Reconcile billings
A billing reconciliation is a comparison between expected billings (based on a calculation) and actual billings in order to identify billing variances.
The Billing Reconciliation report calculates cumulative current billings based on the formula Actual Usage x Current Billing Rates. This is then compared with actual billings, and the billing variance is calculated.
Substantial billing variances should always be investigated.
Navigate to MARC > MARC Admin > Billings > Billings Reconciliation.
An example of the report is shown in the screenshot below.
- Expected Billing is the billing amount AMT calculated based on actual usages entered into AMT, and the current projection's billing schedule.
- Actual Billings are imported into AMT from the enterprise resource planning system.
- Obtain copies of actual customer invoices and reconcile with actual billings to verify data interfaces.
- Be sure that actual billing periods coincide with budget periods (accounting invoice time lag effect).
- Compare actual billing rates from invoices to current projection billing rates.
- Compare current projection billing steps with maintenance contract.

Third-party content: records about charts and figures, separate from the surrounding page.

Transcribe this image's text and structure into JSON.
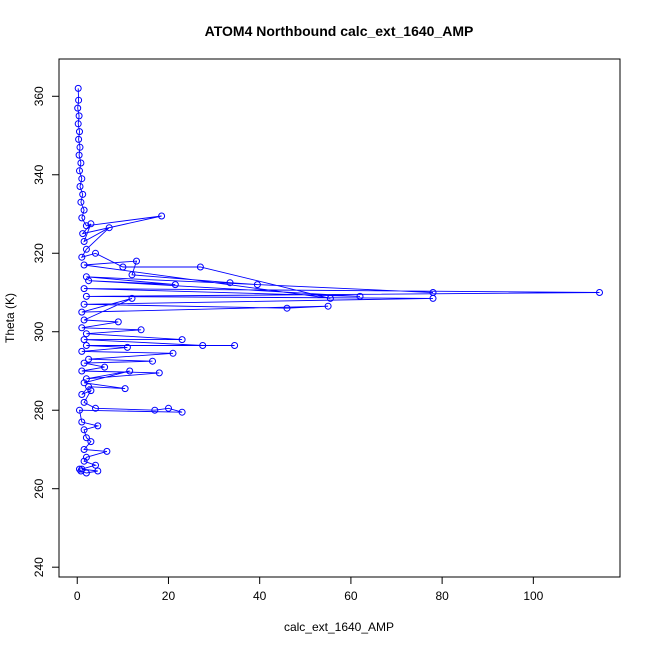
{
  "chart_data": {
    "type": "line",
    "title": "ATOM4 Northbound calc_ext_1640_AMP",
    "xlabel": "calc_ext_1640_AMP",
    "ylabel": "Theta (K)",
    "xlim": [
      -4,
      119
    ],
    "ylim": [
      237.5,
      369.5
    ],
    "xticks": [
      0,
      20,
      40,
      60,
      80,
      100
    ],
    "yticks": [
      240,
      260,
      280,
      300,
      320,
      340,
      360
    ],
    "grid": false,
    "legend": "none",
    "colors": {
      "series": "#0000ff",
      "axes": "#000000"
    },
    "series": [
      {
        "marker": "open-circle",
        "points": [
          [
            0.2,
            362
          ],
          [
            0.3,
            359
          ],
          [
            0.1,
            357
          ],
          [
            0.4,
            355
          ],
          [
            0.2,
            353
          ],
          [
            0.5,
            351
          ],
          [
            0.3,
            349
          ],
          [
            0.6,
            347
          ],
          [
            0.4,
            345
          ],
          [
            0.8,
            343
          ],
          [
            0.5,
            341
          ],
          [
            1.0,
            339
          ],
          [
            0.6,
            337
          ],
          [
            1.2,
            335
          ],
          [
            0.8,
            333
          ],
          [
            1.5,
            331
          ],
          [
            1.0,
            329
          ],
          [
            2.0,
            327
          ],
          [
            18.5,
            329.5
          ],
          [
            1.2,
            325
          ],
          [
            3.0,
            327.5
          ],
          [
            1.5,
            323
          ],
          [
            7.0,
            326.5
          ],
          [
            2.0,
            321
          ],
          [
            1.0,
            319
          ],
          [
            4.0,
            320
          ],
          [
            10.0,
            316.5
          ],
          [
            27.0,
            316.5
          ],
          [
            55.5,
            308.5
          ],
          [
            1.5,
            317
          ],
          [
            13.0,
            318
          ],
          [
            12.0,
            314.5
          ],
          [
            33.5,
            312.5
          ],
          [
            39.5,
            312
          ],
          [
            78.0,
            310
          ],
          [
            2.0,
            314
          ],
          [
            21.5,
            312
          ],
          [
            2.5,
            313
          ],
          [
            62.0,
            309
          ],
          [
            1.5,
            311
          ],
          [
            114.5,
            310
          ],
          [
            2.0,
            309
          ],
          [
            78.0,
            308.5
          ],
          [
            1.5,
            307
          ],
          [
            46.0,
            306
          ],
          [
            55.0,
            306.5
          ],
          [
            1.0,
            305
          ],
          [
            12.0,
            308.5
          ],
          [
            1.5,
            303
          ],
          [
            9.0,
            302.5
          ],
          [
            1.0,
            301
          ],
          [
            14.0,
            300.5
          ],
          [
            2.0,
            299.5
          ],
          [
            23.0,
            298
          ],
          [
            1.5,
            298
          ],
          [
            27.5,
            296.5
          ],
          [
            34.5,
            296.5
          ],
          [
            2.0,
            296.5
          ],
          [
            11.0,
            296
          ],
          [
            1.0,
            295
          ],
          [
            21.0,
            294.5
          ],
          [
            2.5,
            293
          ],
          [
            16.5,
            292.5
          ],
          [
            1.5,
            292
          ],
          [
            6.0,
            291
          ],
          [
            1.0,
            290
          ],
          [
            18.0,
            289.5
          ],
          [
            2.0,
            288
          ],
          [
            11.5,
            290
          ],
          [
            1.5,
            287
          ],
          [
            10.5,
            285.5
          ],
          [
            2.5,
            286
          ],
          [
            1.0,
            284
          ],
          [
            3.0,
            285
          ],
          [
            1.5,
            282
          ],
          [
            4.0,
            280.5
          ],
          [
            17.0,
            280
          ],
          [
            20.0,
            280.5
          ],
          [
            23.0,
            279.5
          ],
          [
            0.5,
            280
          ],
          [
            1.0,
            277
          ],
          [
            4.5,
            276
          ],
          [
            1.5,
            275
          ],
          [
            2.0,
            273
          ],
          [
            3.0,
            272
          ],
          [
            1.5,
            270
          ],
          [
            6.5,
            269.5
          ],
          [
            2.0,
            268
          ],
          [
            1.5,
            267
          ],
          [
            4.0,
            266
          ],
          [
            1.0,
            265
          ],
          [
            4.5,
            264.5
          ],
          [
            2.0,
            264
          ],
          [
            0.8,
            264.5
          ],
          [
            0.5,
            265
          ]
        ]
      }
    ]
  }
}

- Set the Use Actual UOM reading to base the report's calculations on usage readings entered into AMT (AMT automatically calculates expected usages based on an asset's usage profile until an actual usage is entered.
- If a variance exists, the administrator should ask the contract manger to investigate.
- Once the reconciliation is validated, the contract manager signs off on the reconciliation between AMT and the enterprise resource planning system.